The same can be said of a number of botanists. I’ve written posts on Konrad Gessner (1,2), whom Florike Egmond (2016) contends used drawing as a way to make discoveries about plant structure as well as to record them. I’ve also mentioned the British plant morphologist, Agnes Arber (1954), who wrote The Mind and the Eye, in which she argued that plant morphology entailed mental abilities usually associated with art rather than science: a sense of space, manipulating forms in space, and going beyond rational thought into a realm assumed to be art’s territory. When I found Arber’s book early in my work on the biological aesthetic, I felt justified in continuing to pursue the subject. Here was a Fellow of the Royal Society who was convinced of the link between art and science as essential to her scientific inquiry. Though this is was hardly an isolated case, examples are not easy to find.
Most information about such links belong to what is called the “private side” of science. Years ago, the physicist and historian Gerald Holton (1973) made the distinction between private and public science to explain why most people have a rather distorted view of science as being rational, logical, and orderly. This description is correct for science that is published; it has to have these characteristics in order to be understandable and convincing. Yet, how science is actually done is very different. It is not an organized product, but often a rather messy, unsystematic, and illogical process. Much science begins with a conclusion, a brilliant idea, a hunch for which there is little or no evidence. The route to making sense of the idea and corroborating it may be a long and winding road, with U-turns, detours, and many fallen trees blocking the path—and much excitement as well. It is this part of science that interests me, and what I was investigating in the lab at night when enzymology was being neglected. This is the part of science that attracted me to the herbaria, a private side of science if ever there was one, and a topic I’ll pursue in the following posts.
Arber, A. (1954). The Mind and the Eye: A Study of the Biologist’s Standpoint. Cambridge: University Press.
Cairns, J., Stent, G., & Watson, J. (Eds.). (1966). Phage and the Origins of Molecular Biology. Cold Spring Harbor, NY: Cold Spring Harbor Laboratory Press.

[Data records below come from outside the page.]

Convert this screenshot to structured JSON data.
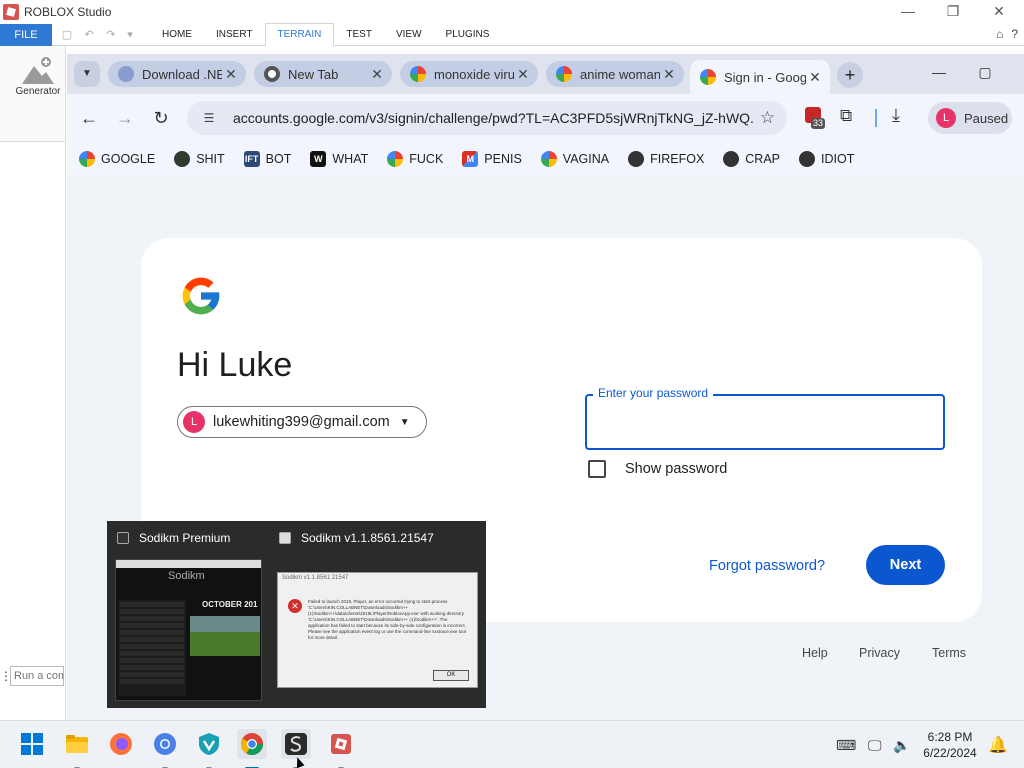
{
  "roblox": {
    "window_title": "ROBLOX Studio",
    "file_label": "FILE",
    "tabs": [
      "HOME",
      "INSERT",
      "TERRAIN",
      "TEST",
      "VIEW",
      "PLUGINS"
    ],
    "active_tab": "TERRAIN",
    "generator_label": "Generator",
    "command_placeholder": "Run a command"
  },
  "chrome": {
    "tabs": [
      {
        "title": "Download .NET",
        "icon": "dotnet-icon",
        "color": "#8a9bd1"
      },
      {
        "title": "New Tab",
        "icon": "chrome-icon",
        "color": "#333333"
      },
      {
        "title": "monoxide virus",
        "icon": "google-icon",
        "color": "#4285f4"
      },
      {
        "title": "anime woman",
        "icon": "google-icon",
        "color": "#4285f4"
      },
      {
        "title": "Sign in - Google",
        "icon": "google-icon",
        "color": "#4285f4",
        "active": true
      }
    ],
    "url": "accounts.google.com/v3/signin/challenge/pwd?TL=AC3PFD5sjWRnjTkNG_jZ-hWQ...",
    "extension_badge": "33",
    "profile": {
      "initial": "L",
      "label": "Paused"
    },
    "bookmarks": [
      {
        "label": "GOOGLE",
        "icon": "google-icon",
        "color": "#4285f4"
      },
      {
        "label": "SHIT",
        "icon": "shit-site-icon",
        "color": "#2e3b2e"
      },
      {
        "label": "BOT",
        "icon": "bot-site-icon",
        "color": "#2b4a7a"
      },
      {
        "label": "WHAT",
        "icon": "w-site-icon",
        "color": "#111111"
      },
      {
        "label": "FUCK",
        "icon": "google-icon",
        "color": "#4285f4"
      },
      {
        "label": "PENIS",
        "icon": "gmail-icon",
        "color": "#d93025"
      },
      {
        "label": "VAGINA",
        "icon": "google-icon",
        "color": "#4285f4"
      },
      {
        "label": "FIREFOX",
        "icon": "globe-icon",
        "color": "#333333"
      },
      {
        "label": "CRAP",
        "icon": "globe-icon",
        "color": "#333333"
      },
      {
        "label": "IDIOT",
        "icon": "globe-icon",
        "color": "#333333"
      }
    ]
  },
  "signin": {
    "greeting": "Hi Luke",
    "avatar_initial": "L",
    "email": "lukewhiting399@gmail.com",
    "password_label": "Enter your password",
    "password_value": "",
    "show_password_label": "Show password",
    "forgot_label": "Forgot password?",
    "next_label": "Next",
    "footer": [
      "Help",
      "Privacy",
      "Terms"
    ],
    "colors": {
      "primary": "#0b57d0",
      "background": "#f0f4f9"
    }
  },
  "preview": {
    "windows": [
      {
        "title": "Sodikm Premium",
        "brand": "Sodikm",
        "banner": "OCTOBER 201"
      },
      {
        "title": "Sodikm v1.1.8561.21547",
        "dialog_title": "Sodikm v1.1.8561.21547",
        "dialog_text": "Failed to launch 2019, Player, an error occurred trying to start process 'C:\\Users\\KIN.COLLABNET\\Downloads\\Sodikm++ (1)\\Sodikm++\\data\\clients\\2019L\\Player\\RobloxApp.exe' with working directory 'C:\\Users\\KIN.COLLABNET\\Downloads\\Sodikm++ (1)\\Sodikm++'. The application has failed to start because its side-by-side configuration is incorrect. Please see the application event log or use the command-line sxstrace.exe tool for more detail.",
        "ok_label": "OK"
      }
    ]
  },
  "taskbar": {
    "apps": [
      "start-icon",
      "file-explorer-icon",
      "firefox-icon",
      "chromium-icon",
      "vpn-icon",
      "chrome-icon",
      "sodikm-icon",
      "roblox-studio-icon"
    ],
    "time": "6:28 PM",
    "date": "6/22/2024"
  }
}
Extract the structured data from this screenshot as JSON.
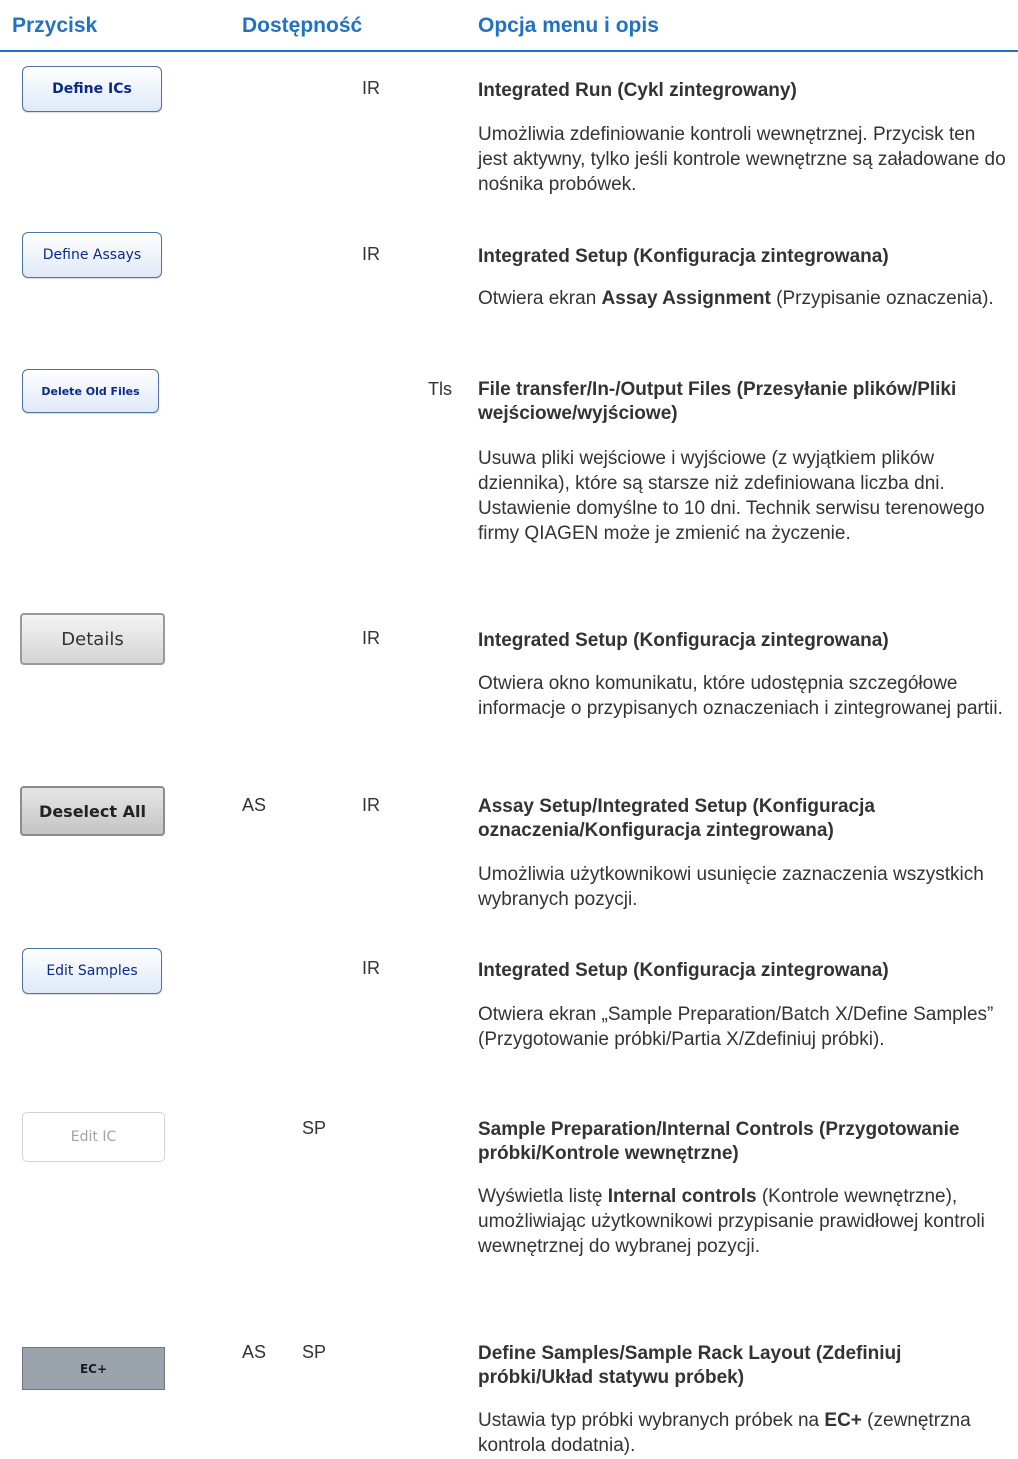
{
  "header": {
    "col_button": "Przycisk",
    "col_availability": "Dostępność",
    "col_menu": "Opcja menu i opis"
  },
  "rows": [
    {
      "button_label": "Define ICs",
      "avail": [
        "",
        "IR",
        ""
      ],
      "title": "Integrated Run (Cykl zintegrowany)",
      "desc": "Umożliwia zdefiniowanie kontroli wewnętrznej. Przycisk ten jest aktywny, tylko jeśli kontrole wewnętrzne są załadowane do nośnika probówek."
    },
    {
      "button_label": "Define Assays",
      "avail": [
        "",
        "IR",
        ""
      ],
      "title": "Integrated Setup (Konfiguracja zintegrowana)",
      "desc_prefix": "Otwiera ekran ",
      "desc_bold": "Assay Assignment",
      "desc_suffix": " (Przypisanie oznaczenia)."
    },
    {
      "button_label": "Delete Old Files",
      "avail": [
        "",
        "",
        "Tls"
      ],
      "title": "File transfer/In-/Output Files (Przesyłanie plików/Pliki wejściowe/wyjściowe)",
      "desc": "Usuwa pliki wejściowe i wyjściowe (z wyjątkiem plików dziennika), które są starsze niż zdefiniowana liczba dni. Ustawienie domyślne to 10 dni. Technik serwisu terenowego firmy QIAGEN może je zmienić na życzenie."
    },
    {
      "button_label": "Details",
      "avail": [
        "",
        "IR",
        ""
      ],
      "title": "Integrated Setup (Konfiguracja zintegrowana)",
      "desc": "Otwiera okno komunikatu, które udostępnia szczegółowe informacje o przypisanych oznaczeniach i zintegrowanej partii."
    },
    {
      "button_label": "Deselect All",
      "avail": [
        "AS",
        "IR",
        ""
      ],
      "title": "Assay Setup/Integrated Setup (Konfiguracja oznaczenia/Konfiguracja zintegrowana)",
      "desc": "Umożliwia użytkownikowi usunięcie zaznaczenia wszystkich wybranych pozycji."
    },
    {
      "button_label": "Edit Samples",
      "avail": [
        "",
        "IR",
        ""
      ],
      "title": "Integrated Setup (Konfiguracja zintegrowana)",
      "desc": "Otwiera ekran „Sample Preparation/Batch X/Define Samples” (Przygotowanie próbki/Partia X/Zdefiniuj próbki)."
    },
    {
      "button_label": "Edit IC",
      "avail": [
        "SP",
        "",
        ""
      ],
      "title": "Sample Preparation/Internal Controls (Przygotowanie próbki/Kontrole wewnętrzne)",
      "desc_prefix": "Wyświetla listę ",
      "desc_bold": "Internal controls",
      "desc_suffix": " (Kontrole wewnętrzne), umożliwiając użytkownikowi przypisanie prawidłowej kontroli wewnętrznej do wybranej pozycji."
    },
    {
      "button_label": "EC+",
      "avail": [
        "AS",
        "SP",
        ""
      ],
      "title": "Define Samples/Sample Rack Layout (Zdefiniuj próbki/Układ statywu próbek)",
      "desc_prefix": "Ustawia typ próbki wybranych próbek na ",
      "desc_bold": "EC+",
      "desc_suffix": " (zewnętrzna kontrola dodatnia)."
    }
  ]
}
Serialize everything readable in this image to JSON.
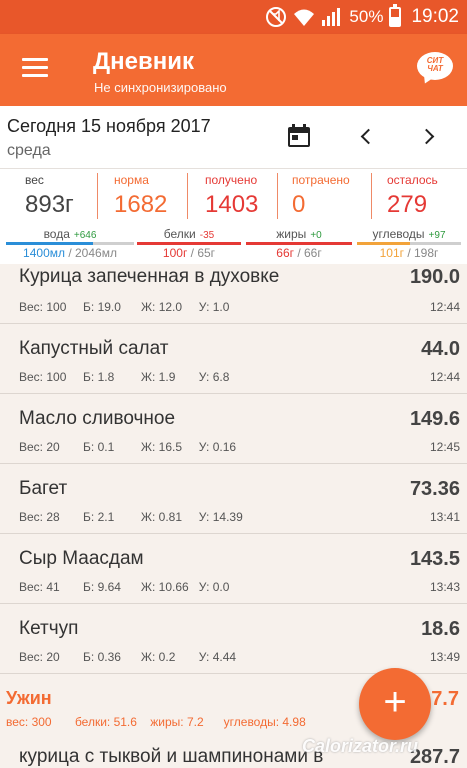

Damasio, A. (1994). Descartes’ Error : Emotion, Reason, and the Human Brain. New York: Putnam.
Damasio, A. (2000). The Feeling of What Happens: Body and Emotion in the Making of Consciousness. San Diego, CA: Mariner Books.
Damasio, A. (2018). The Strange Order of Things: Life, Feeling, and the Making of Cultures. New York: Pantheon.
Dewey, J. (1934). Art as Experience. New York: Putnam.
Egmond, F. (2016). Eye for Detail: Images of Plants and Animals in Art and Science, 1500-1630. Chicago, IL: University of Chicago Press.
Flannery, M. C. (1992). Biology Is Beautiful. Perspectives in Biology and Medicine, 35(3), 422–435.
Holton, G. (1973). Thematic Origins of Scientific Thought. Cambridge, MA: Harvard University Press.
Root-Bernstein, R. (1989). Discovering. Cambridge, MA: Harvard University Press.